When Sen. Edward Kennedy, D-Mass., passed away last month, Senate Democrats no longer had "a filibuster-proof 60-vote bloc."
"Massachusetts law calls for a special election to fill a Senate vacancy, and that will be held in January. But the state Legislature this week passed a bill permitting the governor, Democrat Deval Patrick, to appoint an interim successor until the election is held" (Silva, 9/24).
The Hill reports: "Massachusetts Republicans called it a political power grab and questioned Patrick's legal authority to appoint Kirk so soon after the State Legislature granted him the power. The state GOP is seeking an injunction to delay the appointment, and the injunction will be the subject of an 8 a.m. Friday hearing. Kirk is set to be sworn in later in the day, at 3:15 p.m. in Washington."
"The GOP has cried foul because Democrats in the state were effectively giving Patrick appointment powers they had stripped from GOP Gov.

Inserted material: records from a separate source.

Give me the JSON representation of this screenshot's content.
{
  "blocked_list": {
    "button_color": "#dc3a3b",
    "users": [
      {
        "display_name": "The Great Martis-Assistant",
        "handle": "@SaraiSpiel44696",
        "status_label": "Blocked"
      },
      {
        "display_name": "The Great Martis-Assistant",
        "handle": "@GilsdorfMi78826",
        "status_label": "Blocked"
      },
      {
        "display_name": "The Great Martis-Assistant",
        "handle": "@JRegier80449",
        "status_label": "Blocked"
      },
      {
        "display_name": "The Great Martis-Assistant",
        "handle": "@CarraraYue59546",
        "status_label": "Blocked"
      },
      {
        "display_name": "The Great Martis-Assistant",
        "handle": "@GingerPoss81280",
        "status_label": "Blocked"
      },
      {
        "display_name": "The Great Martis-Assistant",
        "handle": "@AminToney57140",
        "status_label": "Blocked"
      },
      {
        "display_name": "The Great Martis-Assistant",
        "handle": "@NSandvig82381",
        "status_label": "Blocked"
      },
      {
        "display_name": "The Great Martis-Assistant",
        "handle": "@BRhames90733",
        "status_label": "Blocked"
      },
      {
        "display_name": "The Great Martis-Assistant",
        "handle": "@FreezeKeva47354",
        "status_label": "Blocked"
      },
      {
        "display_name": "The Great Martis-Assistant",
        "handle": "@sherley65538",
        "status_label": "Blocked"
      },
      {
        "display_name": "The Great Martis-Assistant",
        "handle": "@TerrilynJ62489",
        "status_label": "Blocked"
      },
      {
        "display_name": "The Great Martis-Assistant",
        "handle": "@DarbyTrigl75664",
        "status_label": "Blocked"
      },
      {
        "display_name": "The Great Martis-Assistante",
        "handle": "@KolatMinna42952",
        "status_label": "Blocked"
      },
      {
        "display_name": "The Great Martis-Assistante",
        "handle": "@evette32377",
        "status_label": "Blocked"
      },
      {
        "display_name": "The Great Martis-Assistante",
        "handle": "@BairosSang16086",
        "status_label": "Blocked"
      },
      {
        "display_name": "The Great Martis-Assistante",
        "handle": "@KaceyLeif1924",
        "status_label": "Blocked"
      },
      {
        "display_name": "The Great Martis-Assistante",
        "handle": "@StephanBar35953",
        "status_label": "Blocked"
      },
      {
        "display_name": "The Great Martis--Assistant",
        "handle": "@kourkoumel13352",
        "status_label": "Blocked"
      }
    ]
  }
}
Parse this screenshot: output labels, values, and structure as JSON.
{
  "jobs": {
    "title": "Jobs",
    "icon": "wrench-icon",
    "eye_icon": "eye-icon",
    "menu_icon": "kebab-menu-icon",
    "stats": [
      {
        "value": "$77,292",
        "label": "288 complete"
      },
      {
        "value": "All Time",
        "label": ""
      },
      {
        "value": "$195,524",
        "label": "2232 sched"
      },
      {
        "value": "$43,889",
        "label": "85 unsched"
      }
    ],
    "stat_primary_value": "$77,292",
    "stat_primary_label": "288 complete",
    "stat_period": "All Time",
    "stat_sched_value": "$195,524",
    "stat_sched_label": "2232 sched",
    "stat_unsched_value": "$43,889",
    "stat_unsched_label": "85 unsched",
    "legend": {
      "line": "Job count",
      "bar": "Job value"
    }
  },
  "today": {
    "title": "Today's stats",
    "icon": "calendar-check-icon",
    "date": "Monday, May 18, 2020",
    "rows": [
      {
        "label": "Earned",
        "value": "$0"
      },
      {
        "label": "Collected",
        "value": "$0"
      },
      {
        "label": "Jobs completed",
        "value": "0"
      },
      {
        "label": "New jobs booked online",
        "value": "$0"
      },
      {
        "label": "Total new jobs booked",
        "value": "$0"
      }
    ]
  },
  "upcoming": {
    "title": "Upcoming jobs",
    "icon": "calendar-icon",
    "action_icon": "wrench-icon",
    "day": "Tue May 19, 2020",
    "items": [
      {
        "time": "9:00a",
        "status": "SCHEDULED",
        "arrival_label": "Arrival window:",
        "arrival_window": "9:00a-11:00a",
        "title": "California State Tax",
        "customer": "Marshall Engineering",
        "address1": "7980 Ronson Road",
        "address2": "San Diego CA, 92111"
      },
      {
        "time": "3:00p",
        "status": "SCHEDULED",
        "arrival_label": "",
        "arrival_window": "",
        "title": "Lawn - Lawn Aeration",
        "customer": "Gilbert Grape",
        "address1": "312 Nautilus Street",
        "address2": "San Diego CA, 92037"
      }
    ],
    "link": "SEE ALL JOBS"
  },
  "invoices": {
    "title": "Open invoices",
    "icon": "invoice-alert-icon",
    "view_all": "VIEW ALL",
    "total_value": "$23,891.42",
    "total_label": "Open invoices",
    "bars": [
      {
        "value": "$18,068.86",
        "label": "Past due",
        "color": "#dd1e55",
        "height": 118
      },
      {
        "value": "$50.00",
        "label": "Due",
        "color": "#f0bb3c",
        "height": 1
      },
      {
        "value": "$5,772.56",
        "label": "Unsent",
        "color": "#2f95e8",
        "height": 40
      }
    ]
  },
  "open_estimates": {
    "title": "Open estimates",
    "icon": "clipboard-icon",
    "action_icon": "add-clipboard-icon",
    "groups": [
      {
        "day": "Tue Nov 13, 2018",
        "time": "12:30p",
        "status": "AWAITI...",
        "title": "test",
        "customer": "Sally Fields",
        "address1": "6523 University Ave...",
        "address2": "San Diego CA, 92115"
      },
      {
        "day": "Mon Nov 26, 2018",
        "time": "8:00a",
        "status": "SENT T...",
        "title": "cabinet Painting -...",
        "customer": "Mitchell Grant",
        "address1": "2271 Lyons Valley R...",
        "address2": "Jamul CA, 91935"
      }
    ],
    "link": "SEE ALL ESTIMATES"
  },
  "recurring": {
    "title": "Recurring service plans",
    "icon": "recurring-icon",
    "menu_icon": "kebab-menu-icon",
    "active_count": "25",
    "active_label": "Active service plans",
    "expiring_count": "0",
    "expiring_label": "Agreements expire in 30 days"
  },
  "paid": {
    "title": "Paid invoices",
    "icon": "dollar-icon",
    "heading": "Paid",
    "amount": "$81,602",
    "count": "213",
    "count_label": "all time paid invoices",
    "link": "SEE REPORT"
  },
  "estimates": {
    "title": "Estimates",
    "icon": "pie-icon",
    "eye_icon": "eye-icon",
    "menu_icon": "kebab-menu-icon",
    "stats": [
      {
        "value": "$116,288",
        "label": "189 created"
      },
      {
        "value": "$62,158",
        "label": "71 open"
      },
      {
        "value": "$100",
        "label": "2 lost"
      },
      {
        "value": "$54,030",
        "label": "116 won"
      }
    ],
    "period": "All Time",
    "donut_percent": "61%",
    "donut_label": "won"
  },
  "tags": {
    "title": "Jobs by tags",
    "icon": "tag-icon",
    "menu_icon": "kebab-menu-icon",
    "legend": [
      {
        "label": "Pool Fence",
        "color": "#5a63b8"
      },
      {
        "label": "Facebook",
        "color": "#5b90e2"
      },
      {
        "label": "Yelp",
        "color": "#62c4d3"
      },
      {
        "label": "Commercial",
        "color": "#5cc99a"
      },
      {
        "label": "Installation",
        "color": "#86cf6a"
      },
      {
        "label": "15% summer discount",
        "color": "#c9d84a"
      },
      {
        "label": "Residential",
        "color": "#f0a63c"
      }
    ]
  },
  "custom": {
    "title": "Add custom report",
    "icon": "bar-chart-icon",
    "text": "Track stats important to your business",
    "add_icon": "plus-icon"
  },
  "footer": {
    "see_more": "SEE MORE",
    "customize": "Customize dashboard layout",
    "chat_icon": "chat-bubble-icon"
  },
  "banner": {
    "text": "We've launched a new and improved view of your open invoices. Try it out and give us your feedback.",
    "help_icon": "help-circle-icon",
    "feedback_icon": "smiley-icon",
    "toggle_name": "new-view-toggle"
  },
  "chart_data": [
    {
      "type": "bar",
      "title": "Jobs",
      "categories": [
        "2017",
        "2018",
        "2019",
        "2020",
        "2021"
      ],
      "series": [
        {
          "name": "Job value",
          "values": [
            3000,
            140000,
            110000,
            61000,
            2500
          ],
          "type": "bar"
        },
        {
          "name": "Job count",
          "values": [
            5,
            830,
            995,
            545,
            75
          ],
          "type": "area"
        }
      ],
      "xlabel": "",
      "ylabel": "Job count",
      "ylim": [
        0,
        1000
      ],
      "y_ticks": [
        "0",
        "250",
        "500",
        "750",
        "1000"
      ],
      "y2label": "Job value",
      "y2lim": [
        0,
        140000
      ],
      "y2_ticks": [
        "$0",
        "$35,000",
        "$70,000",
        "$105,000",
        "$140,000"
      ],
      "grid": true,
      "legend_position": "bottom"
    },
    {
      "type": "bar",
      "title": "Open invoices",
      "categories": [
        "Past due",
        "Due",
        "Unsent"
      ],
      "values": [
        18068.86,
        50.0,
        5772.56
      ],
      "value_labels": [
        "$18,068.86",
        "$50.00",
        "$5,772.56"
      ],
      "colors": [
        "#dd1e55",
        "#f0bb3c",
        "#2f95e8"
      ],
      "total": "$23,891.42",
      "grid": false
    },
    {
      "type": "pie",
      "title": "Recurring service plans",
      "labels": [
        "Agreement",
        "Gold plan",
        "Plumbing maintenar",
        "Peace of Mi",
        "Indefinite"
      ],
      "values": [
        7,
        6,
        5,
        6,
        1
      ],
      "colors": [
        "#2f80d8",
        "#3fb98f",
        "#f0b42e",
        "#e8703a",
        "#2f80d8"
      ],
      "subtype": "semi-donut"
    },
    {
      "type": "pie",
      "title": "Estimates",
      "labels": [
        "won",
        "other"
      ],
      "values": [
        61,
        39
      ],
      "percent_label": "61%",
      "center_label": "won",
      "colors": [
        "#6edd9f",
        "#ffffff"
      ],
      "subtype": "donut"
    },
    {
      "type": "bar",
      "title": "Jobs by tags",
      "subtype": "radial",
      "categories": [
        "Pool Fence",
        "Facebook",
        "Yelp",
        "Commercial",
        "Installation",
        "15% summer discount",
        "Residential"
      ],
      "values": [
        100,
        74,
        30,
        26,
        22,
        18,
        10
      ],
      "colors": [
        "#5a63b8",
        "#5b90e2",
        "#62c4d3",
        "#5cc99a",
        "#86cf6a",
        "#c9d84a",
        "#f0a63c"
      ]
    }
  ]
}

Mitt Romney just five years ago, when Sen. John Kerry (D-Mass.) was the Democratic nominee for president. Senate Republicans could block Kirk with a filibuster if they maintained party unity. Democrats would need 60 votes to quash a filibuster, and they control only 59 seats after Kennedy's death" (Blake, 9/24).
The Boston Globe reports: "To Democrats, Paul Kirk is a known, highly regarded quantity in the clubby Senate, an experienced and genial behind-the-scenes operative who will closely follow the legislative path carved by the late Senator Edward M. Kennedy, his former boss and longtime friend. Those who knew Kennedy, the legendary Senate leader, and know Kirk, his loyal aide-de-camp, said yesterday that there was little daylight between their political philosophies. That leads Democrats to expect a seamless transition once he is sworn in this afternoon -- and to count on Kirk as a loyal soldier in the battle with Republicans in the health care debate" (Williams, 9/25).